Handing money to those with student debt would disproportionately funnel money to the affluent or soon-to-be-affluent. Those with the highest student debt are in the top 10 percent of income earners, and student debt holdings in general skew to the upper half of the income distribution. This is a problem on class justice grounds, but also a problem on stimulus grounds: handing money to wealthier people is less effective stimulus because they are less likely to spend it.

Every dollar this plan proposes to give to those with student debt must come from somewhere and could go somewhere else. If we are going to hand out $1 trillion to a group of people for stimulus purposes, the people we choose should probably be the most likely to spend it or the least well-off. Luckily, those two populations are the same: the poor.

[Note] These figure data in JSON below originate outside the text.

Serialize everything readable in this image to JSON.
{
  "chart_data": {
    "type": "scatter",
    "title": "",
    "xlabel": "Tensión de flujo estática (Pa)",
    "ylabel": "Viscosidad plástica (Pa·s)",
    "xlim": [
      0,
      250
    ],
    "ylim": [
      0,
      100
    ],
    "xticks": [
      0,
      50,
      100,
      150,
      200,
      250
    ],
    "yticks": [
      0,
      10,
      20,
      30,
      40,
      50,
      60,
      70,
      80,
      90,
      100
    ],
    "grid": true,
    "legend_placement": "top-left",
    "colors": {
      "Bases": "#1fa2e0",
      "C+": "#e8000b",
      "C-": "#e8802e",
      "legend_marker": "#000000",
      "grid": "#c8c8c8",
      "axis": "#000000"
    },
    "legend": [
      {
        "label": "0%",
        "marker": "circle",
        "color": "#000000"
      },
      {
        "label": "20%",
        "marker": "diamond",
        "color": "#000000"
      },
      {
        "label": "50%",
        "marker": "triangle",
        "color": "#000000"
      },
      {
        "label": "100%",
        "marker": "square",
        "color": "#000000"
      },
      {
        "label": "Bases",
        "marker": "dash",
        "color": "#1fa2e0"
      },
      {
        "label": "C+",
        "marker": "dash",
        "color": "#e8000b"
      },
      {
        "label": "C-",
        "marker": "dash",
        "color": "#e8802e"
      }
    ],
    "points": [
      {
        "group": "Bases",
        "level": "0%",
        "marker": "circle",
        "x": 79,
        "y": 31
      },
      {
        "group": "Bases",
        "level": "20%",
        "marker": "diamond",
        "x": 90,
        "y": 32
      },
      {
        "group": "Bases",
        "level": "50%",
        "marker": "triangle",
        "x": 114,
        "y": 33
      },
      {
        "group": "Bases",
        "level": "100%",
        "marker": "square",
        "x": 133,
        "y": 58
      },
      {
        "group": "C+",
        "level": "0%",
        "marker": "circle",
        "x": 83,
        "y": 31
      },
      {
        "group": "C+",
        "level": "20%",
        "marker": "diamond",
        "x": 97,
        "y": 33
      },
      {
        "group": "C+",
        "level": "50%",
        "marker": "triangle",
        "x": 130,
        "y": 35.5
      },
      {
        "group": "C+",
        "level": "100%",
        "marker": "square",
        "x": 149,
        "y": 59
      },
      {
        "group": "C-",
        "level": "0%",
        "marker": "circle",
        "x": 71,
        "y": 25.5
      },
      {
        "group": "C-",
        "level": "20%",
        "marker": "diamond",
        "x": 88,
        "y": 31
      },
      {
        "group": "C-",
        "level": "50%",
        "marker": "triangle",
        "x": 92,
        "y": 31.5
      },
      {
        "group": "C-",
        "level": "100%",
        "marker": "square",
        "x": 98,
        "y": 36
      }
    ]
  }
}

For every dollar someone proposes to hand to those with student debt, that same dollar would have a bigger stimulative impact if it were handed to the poor instead.

The trickle-down theory of student debt forgiveness is very similar to the trickle-down theory of tax cuts for the rich. Will it have some stimulative impact that helps poor and working people? Yes. Given the opportunity costs it requires, is the policy justifiable on those grounds? Not really.